Em nota oficial, os EUA acusam os juízes Gladys Maria Padrón Canals, Maria Elena Fornari Conde e Juan Sosa Orama, além de promotora Yanaisa Matos Legrá, de serem “agentes do regime cubano” e de desempenharem um “papel crucial nas detenções e processos arbitrários”.
“O Departamento de Estado está designando quatro funcionários do regime cubano por uma grave violação de direitos humanos, a saber, a detenção arbitrária de Luis Robles Elizástigui. Juízes e promotores, que são agentes do regime, e não de um judiciário independente, desempenham um papel crucial nessas detenções e processos arbitrários. Eles são responsáveis pelos processos judiciais fraudulentos que visam, condenam e sentenciam injustamente indivíduos por suas manifestações pacíficas e ativismo. Isso se aplica igualmente à reprisão de presos políticos que são devolvidos à prisão por motivos frívolos, como José Daniel Ferrer e Félix Navarro”, diz trecho.
Segundo o departamento de Estado chefiado por Marco Rubio, os quatro membros do Judiciário cubano e suas respectivas famílias ficarão proibidos de entrar nos EUA.
“Essas punições são mais uma prova de que o governo Trump está comprometido em responsabilizar funcionários do regime cubano envolvidos em violações de direitos humanos. Continuamos a usar todas as ferramentas disponíveis para defender os direitos humanos do povo cubano e incentivar nossos aliados e parceiros a fazerem o mesmo”, afirma.
Em 2020, Robes Elizástigui foi preso após protestar pacificamente em Havana com um cartaz em favor da liberdade de expressão e contra a repressão do regime cubano.
Na ocasião, o manifestante foi acusado de “desobediência” e “propaganda inimiga”.
Cinco anos depois, em 2025, ele foi libertado.

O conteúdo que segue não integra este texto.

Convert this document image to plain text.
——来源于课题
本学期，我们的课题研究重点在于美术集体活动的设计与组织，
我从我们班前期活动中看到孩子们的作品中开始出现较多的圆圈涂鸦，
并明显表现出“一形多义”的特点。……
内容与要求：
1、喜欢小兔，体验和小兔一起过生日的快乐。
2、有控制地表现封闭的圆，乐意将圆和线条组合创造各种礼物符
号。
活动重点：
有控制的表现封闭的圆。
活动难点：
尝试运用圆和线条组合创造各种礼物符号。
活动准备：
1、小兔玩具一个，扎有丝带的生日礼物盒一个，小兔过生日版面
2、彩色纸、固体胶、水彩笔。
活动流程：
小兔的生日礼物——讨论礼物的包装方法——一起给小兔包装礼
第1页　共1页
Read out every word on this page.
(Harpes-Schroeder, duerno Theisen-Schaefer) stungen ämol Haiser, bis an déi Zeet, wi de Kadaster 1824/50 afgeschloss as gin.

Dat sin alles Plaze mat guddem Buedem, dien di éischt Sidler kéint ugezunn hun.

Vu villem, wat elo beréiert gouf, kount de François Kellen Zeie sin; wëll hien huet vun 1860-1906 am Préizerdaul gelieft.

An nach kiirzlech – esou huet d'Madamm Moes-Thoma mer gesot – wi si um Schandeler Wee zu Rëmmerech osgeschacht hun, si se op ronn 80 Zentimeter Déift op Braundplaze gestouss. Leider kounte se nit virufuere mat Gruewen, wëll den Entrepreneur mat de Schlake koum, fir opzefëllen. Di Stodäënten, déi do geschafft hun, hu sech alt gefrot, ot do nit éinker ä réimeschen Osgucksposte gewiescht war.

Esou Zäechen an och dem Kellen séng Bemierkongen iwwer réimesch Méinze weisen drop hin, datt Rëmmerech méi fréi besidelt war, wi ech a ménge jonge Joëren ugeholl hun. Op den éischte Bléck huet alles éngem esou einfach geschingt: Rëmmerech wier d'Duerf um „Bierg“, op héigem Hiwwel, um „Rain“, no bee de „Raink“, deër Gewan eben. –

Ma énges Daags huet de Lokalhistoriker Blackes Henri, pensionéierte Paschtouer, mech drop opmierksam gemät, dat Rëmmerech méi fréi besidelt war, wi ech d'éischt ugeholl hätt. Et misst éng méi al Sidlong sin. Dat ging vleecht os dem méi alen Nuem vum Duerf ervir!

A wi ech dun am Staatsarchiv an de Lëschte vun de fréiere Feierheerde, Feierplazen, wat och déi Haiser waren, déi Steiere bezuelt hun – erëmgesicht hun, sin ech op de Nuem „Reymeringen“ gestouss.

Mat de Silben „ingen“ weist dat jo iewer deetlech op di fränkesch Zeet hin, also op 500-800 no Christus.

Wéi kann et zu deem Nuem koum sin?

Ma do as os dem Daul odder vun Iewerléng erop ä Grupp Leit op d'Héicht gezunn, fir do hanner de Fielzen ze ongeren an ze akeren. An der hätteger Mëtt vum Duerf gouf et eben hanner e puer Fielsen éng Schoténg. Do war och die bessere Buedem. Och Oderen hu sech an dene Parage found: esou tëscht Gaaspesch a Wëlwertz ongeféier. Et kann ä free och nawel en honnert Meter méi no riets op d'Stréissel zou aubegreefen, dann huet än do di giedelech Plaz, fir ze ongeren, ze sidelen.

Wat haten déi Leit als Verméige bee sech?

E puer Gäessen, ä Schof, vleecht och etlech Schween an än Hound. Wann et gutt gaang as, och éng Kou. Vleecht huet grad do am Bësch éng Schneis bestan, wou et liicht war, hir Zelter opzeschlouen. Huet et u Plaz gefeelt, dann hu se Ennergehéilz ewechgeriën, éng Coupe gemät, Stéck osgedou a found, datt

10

“Inelegíveis para entrar em nosso país”
Filho de cubanos, Rubio comentou a punição aplicada aos cubanos no X.
“Autoridades do regime cubano que cometem violações de direitos humanos contra o povo cubano estão sob notificação. Hoje, os EUA estão responsabilizando três juízes e um promotor cubanos por seu papel na detenção arbitrária de Luis Robles Elizástigui. Com esta ação, esses indivíduos estão agora inelegíveis para entrar em nosso país”, escreveu.
Na quarta, 22, o secretário mencionou que o ministro Alexandre de Moraes, do Supremo Tribunal Federal (STF), também pode ser alvo de sanções.
“Isso [uso da Lei Magnistky está sob análise neste momento e há uma grande possibilidade de que isso aconteça”, disse ao deputado Cory Mills, durante audiência no Comitê de Relações Exteriores.